GayandRight

My name is Fred and I am a gay conservative living in Ottawa. This blog supports limited government, the right of the State of Israel to live in peace and security, and tries to expose the threat to us all from cultural relativism, post-modernism, and radical Islam. I am also the founder of the Free Thinking Film Society in Ottawa (www.freethinkingfilms.com)

Friday, October 30, 2009

The problem of climate change models....

Our climate change models are still very, very primitive...
Two years ago, a United Nations scientific panel won the Nobel Peace Prize after concluding that global warming is "unequivocal" and is "very likely" caused by man.

Then came a development unforeseen by the U.N.'s Intergovernmental Panel on Climate Change, or IPCC: Data suggested that Earth's temperature was beginning to drop.

That has reignited debate over what has become scientific consensus: that climate change is due not to nature, but to humans burning fossil fuels. Scientists who don't believe in man-made global warming cite the cooling as evidence for their case. Those who do believe in man-made warming dismiss the cooling as a blip triggered by fleeting changes in ocean currents; they predict greenhouse gases will produce rising temperatures again soon.

The reality is more complex. A few years of cooling doesn't mean that people aren't heating up the planet over the long term. But the cooling wasn't predicted by all the computer models that underlie climate science. That has led to one point of agreement: The models are imperfect.

"There is a lot of room for improvement" in the models, says Mojib Latif, a climate scientist in Germany and co-author of a paper predicting the planet will cool for perhaps a decade before starting to warm again -- a long-term trend he attributes to greenhouse-gas emissions. "You need to know what you can believe and can't believe from the models."

The renewed discussion of inherent shortcomings in climate models comes on the cusp of potentially big financial commitments. In five weeks, diplomats from around the world will meet in Copenhagen to try to hash out a new agreement to curb global greenhouse-gas emissions. The science continues to evolve.

The goal of climate models is to project how rising greenhouse-gas emissions will interact with natural forces to affect the global temperature. The models are technological marvels. Using supercomputers, they divide the world into grids of roughly 4,000 cubic miles apiece. The grids are stacked, one on top of the other, up through the atmosphere.

It is complicated stuff. The models consist of dozens of equations written to reflect how liquids and gases move about the planet. Just as a symphony's sound is affected by the crash of symbols or the pluck of a violin string, the planet's future temperature is influenced by powerful ocean currents and tiny specks of sea salt. In between are other players, such as sunlight, clouds and rain.

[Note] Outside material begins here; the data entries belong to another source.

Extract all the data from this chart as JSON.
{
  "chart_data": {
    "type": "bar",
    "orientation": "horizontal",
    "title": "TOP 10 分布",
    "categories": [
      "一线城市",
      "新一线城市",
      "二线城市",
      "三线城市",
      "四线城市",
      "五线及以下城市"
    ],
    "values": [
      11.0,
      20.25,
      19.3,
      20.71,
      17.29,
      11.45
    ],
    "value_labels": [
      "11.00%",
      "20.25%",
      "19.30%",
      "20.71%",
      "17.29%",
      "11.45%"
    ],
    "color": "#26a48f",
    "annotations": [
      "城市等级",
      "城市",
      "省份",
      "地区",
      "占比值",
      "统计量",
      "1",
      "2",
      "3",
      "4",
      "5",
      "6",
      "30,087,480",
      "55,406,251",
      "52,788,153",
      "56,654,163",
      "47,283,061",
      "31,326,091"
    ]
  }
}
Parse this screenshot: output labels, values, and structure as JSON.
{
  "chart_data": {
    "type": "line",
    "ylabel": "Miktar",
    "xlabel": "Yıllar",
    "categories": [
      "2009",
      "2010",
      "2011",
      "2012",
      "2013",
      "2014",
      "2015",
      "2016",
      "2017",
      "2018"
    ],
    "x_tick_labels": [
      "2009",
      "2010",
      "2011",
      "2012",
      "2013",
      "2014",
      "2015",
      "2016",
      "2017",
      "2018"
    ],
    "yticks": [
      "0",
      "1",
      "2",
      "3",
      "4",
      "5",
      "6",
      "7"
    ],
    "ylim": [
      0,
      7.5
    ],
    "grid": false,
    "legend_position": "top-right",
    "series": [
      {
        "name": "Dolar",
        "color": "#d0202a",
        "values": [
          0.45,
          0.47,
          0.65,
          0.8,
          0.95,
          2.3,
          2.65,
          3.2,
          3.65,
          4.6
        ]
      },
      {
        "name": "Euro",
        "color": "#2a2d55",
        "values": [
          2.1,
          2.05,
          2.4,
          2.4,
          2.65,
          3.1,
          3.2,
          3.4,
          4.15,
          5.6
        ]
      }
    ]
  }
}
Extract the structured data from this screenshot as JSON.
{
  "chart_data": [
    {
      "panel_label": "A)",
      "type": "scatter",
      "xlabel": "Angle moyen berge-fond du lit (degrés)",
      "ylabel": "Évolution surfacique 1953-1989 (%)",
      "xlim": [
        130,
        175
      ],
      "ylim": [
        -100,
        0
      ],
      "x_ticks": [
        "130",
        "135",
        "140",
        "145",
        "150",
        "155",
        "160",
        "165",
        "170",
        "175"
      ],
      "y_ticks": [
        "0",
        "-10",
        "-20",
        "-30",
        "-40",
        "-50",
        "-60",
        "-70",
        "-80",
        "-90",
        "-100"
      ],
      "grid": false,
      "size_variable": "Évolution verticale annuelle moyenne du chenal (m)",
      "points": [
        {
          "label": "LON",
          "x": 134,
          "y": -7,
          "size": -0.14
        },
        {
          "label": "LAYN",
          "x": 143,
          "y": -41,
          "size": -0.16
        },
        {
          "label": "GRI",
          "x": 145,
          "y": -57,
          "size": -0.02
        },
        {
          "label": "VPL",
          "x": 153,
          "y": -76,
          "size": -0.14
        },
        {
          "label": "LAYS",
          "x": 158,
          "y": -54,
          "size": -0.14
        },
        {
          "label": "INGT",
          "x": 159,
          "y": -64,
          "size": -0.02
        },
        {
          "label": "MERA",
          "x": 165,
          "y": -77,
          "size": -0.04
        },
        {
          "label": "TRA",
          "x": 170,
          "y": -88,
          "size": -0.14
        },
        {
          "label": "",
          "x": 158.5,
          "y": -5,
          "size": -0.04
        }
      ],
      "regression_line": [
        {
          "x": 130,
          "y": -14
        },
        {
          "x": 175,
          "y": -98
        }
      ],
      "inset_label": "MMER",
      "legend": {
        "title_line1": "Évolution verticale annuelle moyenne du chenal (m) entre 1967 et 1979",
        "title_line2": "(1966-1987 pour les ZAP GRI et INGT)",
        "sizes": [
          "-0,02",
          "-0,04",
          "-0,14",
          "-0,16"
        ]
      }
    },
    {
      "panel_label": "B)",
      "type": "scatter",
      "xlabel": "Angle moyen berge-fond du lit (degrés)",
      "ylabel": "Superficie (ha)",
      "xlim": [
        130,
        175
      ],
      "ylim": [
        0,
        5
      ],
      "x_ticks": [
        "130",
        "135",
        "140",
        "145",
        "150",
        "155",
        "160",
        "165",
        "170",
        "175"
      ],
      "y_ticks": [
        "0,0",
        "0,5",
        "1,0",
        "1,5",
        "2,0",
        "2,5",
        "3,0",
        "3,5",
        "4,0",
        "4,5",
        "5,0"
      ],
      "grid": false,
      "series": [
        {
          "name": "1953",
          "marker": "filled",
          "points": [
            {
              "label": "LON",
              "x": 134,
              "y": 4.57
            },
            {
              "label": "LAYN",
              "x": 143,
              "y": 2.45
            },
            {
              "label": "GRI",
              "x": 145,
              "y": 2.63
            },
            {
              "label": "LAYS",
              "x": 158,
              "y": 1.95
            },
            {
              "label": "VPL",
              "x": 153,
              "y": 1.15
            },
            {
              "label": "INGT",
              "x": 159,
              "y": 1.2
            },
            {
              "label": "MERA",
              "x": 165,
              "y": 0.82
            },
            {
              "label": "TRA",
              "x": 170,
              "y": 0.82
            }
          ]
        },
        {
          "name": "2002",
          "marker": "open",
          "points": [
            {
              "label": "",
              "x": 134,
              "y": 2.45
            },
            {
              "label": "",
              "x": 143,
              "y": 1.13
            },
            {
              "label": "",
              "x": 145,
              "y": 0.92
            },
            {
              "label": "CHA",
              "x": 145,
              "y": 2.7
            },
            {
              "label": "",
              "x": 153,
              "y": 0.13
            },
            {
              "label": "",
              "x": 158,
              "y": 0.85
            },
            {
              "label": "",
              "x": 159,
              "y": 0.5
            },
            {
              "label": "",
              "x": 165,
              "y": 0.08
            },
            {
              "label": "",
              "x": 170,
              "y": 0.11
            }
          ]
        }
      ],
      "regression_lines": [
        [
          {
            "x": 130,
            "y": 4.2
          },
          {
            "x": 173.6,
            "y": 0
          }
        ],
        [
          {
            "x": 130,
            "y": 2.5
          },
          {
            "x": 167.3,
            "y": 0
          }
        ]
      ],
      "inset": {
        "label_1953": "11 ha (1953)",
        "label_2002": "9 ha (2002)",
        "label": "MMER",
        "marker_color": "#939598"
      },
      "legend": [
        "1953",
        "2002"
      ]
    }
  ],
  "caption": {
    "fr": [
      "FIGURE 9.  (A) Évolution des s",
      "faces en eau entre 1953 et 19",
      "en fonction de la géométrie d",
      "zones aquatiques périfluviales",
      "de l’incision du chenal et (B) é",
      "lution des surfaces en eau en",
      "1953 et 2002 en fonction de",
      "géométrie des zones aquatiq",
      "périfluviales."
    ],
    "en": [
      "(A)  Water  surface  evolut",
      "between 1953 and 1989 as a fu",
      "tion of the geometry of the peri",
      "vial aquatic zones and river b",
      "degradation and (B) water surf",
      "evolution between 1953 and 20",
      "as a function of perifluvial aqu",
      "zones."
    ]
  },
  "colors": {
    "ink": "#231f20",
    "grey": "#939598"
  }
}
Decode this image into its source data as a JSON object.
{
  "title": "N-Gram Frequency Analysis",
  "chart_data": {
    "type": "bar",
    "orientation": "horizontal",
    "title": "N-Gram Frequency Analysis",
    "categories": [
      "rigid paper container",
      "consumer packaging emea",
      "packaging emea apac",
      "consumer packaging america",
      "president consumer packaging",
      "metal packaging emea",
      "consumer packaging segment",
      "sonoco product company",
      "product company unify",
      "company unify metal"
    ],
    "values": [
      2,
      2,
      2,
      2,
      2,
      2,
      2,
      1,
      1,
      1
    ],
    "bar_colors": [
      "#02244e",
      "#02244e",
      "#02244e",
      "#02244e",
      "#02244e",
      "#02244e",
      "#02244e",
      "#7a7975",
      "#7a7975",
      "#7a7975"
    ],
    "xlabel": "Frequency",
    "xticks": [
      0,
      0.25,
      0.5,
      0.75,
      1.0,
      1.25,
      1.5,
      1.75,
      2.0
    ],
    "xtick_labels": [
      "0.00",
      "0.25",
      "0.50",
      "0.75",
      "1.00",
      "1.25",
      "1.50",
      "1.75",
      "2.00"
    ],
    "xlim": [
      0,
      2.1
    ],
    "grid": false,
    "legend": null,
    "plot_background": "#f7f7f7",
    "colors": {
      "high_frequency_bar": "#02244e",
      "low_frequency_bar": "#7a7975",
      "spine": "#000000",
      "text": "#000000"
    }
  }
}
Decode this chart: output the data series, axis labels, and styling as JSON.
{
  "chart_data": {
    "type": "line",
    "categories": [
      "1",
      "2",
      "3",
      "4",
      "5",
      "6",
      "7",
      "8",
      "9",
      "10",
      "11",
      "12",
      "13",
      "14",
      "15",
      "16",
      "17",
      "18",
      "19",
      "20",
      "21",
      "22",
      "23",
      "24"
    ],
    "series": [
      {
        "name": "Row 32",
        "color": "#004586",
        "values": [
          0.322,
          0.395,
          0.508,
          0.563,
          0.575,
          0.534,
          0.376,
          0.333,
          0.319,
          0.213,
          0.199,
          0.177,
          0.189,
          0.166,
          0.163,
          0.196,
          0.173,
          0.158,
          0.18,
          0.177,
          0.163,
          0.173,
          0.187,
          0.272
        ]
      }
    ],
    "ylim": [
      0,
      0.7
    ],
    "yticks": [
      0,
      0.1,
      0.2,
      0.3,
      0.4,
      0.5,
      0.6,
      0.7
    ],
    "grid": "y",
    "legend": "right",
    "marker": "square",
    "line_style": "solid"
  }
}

Added to the equations are such measurements as past temperatures, barometric pressure and sea salinity. Calculations about the influence of sunlight are entered. Then various projections of greenhouse-gas emissions are factored in. The computers run the equations and generate projections of global temperatures.

The models are only as good as the information they are fed. One big uncertainty is ocean temperature. Oceans trap huge amounts of heat, and they process by which they release it over time affects the temperature of the planet. But there isn't a lot of actual data, because the vastness of the oceans makes gathering temperature data costly and arduous.

The success of the models also depends on the soundness of their assumptions. The effects of clouds, for example, are unclear. Depending on their shape and altitude, clouds can either trap heat, warming the earth, or reflect it, cooling the planet. The way that greenhouse gases affect cloud formation -- and how clouds in turn affect temperature -- remains a subject of debate. Different models treat these factors differently.

3 Comments:

Anonymous Anonymous said...

Thank you for your post.

5:30 PM  
Anonymous Anonymous said...

The fact of models is that they can be made to say or predict whatever someone wants them to.

And there's little doubt left that they have been crafted to do exactly that.

AGW is the mother of all scams from the word go.

6:01 PM  
Anonymous Anonymous said...

"That has reignited debate over what has become scientific consensus".

There is no such animal as "consensus" in real science. Something is either true or it is false and there is a scientific methodology to verify which. Unfortunately, it has not been employed in climate change.